Cuando Valentina apareció, yo estaba sentado esperándola en uno de los bancos. Aquel banco en concreto estaba a cien metros de la entrada, si alguien hubiera entrado siguiéndola lo hubiese visto sin demasiada dificultad. Me estaba convirtiendo en un psicótico.

—¿En qué andas? —preguntó.

—No lo sé, yo solo busco a una chica, pero debe emitir vibraciones erróneas, porque la gente se va muriendo a su alrededor, o al mío. Por eso no quiero que sepan dónde vives. Si Carrito no me hubiese echado una mano la otra noche, posiblemente ahora no estaríamos hablando tu y yo. Deberías subirle el sueldo a ese muchacho.

—Me lo contó.

—¿Y no te dijo que no te acercases a mí?

—Carrito sabe que yo tomo mis decisiones. Él me informa, si puede me protege, pero deja que yo escoja mis propios riesgos.

—¿De dónde lo has sacado?

—Apareció un día por el bar cuando aún no era mío, andaba perdido, quizás por eso me contó su historia. Debo de tener algo que atrae la atención de los que andan perdidos. O son ellos los que me atraen a mí.

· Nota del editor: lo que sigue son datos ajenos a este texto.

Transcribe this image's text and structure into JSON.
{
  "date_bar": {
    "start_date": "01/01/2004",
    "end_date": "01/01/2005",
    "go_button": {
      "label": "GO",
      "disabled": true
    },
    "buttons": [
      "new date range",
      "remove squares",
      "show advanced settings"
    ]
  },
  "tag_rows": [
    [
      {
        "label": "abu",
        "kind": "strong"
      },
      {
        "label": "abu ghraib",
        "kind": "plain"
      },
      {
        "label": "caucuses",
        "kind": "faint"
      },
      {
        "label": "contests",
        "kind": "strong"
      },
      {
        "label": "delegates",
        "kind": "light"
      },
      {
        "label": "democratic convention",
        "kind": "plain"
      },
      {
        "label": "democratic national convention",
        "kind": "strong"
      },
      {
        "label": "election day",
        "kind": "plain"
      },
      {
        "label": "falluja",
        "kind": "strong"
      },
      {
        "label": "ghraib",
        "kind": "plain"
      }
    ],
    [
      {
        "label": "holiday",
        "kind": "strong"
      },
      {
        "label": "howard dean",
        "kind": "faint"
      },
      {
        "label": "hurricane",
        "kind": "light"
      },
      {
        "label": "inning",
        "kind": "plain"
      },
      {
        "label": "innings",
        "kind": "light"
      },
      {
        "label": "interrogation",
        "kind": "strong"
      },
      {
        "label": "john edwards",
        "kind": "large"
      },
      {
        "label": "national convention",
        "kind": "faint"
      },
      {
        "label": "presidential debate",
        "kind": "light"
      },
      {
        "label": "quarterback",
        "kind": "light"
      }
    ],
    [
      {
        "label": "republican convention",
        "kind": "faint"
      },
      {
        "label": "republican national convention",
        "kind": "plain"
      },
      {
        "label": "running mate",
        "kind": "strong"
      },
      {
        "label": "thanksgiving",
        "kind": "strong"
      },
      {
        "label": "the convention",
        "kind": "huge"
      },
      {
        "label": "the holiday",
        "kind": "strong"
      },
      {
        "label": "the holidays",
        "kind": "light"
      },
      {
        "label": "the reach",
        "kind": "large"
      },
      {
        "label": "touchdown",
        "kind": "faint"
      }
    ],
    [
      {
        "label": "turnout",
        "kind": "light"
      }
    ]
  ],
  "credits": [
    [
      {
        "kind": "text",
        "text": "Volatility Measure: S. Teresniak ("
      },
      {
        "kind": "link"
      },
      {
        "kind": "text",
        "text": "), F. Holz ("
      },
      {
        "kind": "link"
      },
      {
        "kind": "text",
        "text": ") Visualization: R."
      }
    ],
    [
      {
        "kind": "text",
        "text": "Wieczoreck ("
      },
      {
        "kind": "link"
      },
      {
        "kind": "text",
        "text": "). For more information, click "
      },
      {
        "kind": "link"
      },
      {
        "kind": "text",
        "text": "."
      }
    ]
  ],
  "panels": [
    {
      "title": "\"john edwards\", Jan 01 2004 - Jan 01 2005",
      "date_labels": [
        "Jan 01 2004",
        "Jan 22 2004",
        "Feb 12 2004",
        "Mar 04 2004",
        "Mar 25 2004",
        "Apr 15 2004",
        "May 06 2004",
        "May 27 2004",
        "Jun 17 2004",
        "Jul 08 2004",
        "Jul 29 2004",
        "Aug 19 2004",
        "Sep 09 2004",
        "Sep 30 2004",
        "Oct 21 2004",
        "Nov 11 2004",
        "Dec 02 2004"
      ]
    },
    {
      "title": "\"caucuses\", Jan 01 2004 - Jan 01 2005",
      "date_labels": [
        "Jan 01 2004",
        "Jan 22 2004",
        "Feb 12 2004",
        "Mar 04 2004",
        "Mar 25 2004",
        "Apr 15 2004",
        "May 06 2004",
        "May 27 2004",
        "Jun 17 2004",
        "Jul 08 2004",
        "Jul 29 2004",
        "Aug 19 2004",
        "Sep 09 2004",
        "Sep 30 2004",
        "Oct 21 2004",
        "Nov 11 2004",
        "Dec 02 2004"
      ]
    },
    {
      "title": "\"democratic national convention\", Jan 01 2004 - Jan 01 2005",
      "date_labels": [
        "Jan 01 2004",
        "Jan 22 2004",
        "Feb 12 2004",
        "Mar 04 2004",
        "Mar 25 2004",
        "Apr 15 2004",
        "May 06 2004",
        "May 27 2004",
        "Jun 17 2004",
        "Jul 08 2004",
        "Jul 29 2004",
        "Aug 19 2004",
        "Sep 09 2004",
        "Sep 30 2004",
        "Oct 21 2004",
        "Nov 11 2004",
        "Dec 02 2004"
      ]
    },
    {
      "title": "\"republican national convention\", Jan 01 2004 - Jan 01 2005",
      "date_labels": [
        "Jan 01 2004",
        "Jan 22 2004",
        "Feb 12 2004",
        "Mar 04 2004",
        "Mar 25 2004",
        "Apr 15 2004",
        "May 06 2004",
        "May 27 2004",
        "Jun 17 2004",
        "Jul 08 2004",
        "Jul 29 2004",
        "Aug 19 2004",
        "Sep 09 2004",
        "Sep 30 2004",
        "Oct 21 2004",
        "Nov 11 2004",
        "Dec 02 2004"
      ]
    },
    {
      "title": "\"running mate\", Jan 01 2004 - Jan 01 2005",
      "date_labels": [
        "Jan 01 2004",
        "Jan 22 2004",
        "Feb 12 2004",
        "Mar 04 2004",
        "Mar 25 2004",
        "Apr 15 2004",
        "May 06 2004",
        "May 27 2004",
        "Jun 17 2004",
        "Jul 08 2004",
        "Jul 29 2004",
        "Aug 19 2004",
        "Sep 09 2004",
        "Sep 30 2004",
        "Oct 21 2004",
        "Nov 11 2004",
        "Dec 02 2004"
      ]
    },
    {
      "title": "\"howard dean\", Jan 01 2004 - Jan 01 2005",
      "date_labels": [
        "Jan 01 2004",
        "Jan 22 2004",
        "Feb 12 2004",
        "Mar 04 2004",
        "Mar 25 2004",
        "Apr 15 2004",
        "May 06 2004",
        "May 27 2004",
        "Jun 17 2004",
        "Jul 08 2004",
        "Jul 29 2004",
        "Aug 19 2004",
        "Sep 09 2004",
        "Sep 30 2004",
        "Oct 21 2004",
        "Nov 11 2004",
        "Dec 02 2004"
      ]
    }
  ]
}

—¿Yo te di la impresión de andar perdido?

—No, tú me diste la impresión de andar terriblemente perdido. Pero ahora estábamos hablando de Carrito. Tiene veintisiete años, aunque parece mucho mayor, en ocasiones parece muy viejo. En Colombia estaba con la gente de las FARC, lo reclutaron cuando todavía era un niño, tenía catorce años, pero era ya fuerte y decidido. Estuvo con la guerrilla, andaba por la selva, viviendo a salto de mata, intimidando a los cocaleros, a los campesinos, matando para que no le matasen, en ocasiones matando simplemente por cumplir órdenes. Traficó con droga, asaltó y fue asaltado, creo que también hizo cosas que prefiere no recordar.

»Cuando tenía veinticuatro años se aparejó con una muchacha de dieciséis, también militante de las FARC, pronto tuvieron un hijo y desde aquel momento permanecieron juntos. Quizás se debió a la paternidad, o simplemente que el hacerse mayor le hizo comprender que no sabía por qué, ni por quién luchaba. Hasta aquel momento su vida había sido una huida permanente, huía del ejército que les perseguía, de la Contra, huía de la droga en la que nunca confió. Entonces comenzó también a huir de sí mismo, de la vida que llevaba, pero abandonar a las FARC no es tan sencillo, mucho menos cuando se tiene una esposa y un hijo. Un día el ejército localizó el campamento donde paraban, y les atacaron por tierra y aire, en la batalla su compañera murió y en la desbandada el niño se perdió. Carrito intentó encontrarlo, pero el niño ya se había convertido en una más de esas criaturas que nadie sabe de quién son y que pueden acabar en cualquiera de los dos bandos. Carrito tomó entonces una decisión, huiría.

»En la primera ocasión que se le presentó, embarcó en Barranquilla, en un barco de bandera panameña que se dirigía a España. Pagó el pasaje con cocaína, algo más fácil de conseguir que el dinero, allí de donde venía, y acabó arribando a Barcelona de la misma manera que podía haber acabado en Valencia o en Bilbao, eso no le importaba. Al desembarcar se sintió perdido, la ciudad era un monstruo extraño que podía devorarle en cualquier momento, el mismo aire que respiraba le resultaba ajeno, sospechaba que cualquier persona que pasaba por su lado podía representar un peligro, que su aspecto levantaba sospechas, y algo de razón tenía, su mirada tenía algo de animal acechado por los cazadores. Luchó contra el deseo, cada minuto que pasaba más apremiante, de tomar un barco de regreso, de volver a ocultarse en la selva que le resultaba familiar. Sabía, sin embrago, que no era posible hacerlo, que sus antiguos compañeros no le perdonarían, que en su país los errores como el que había cometido se pagan con la vida.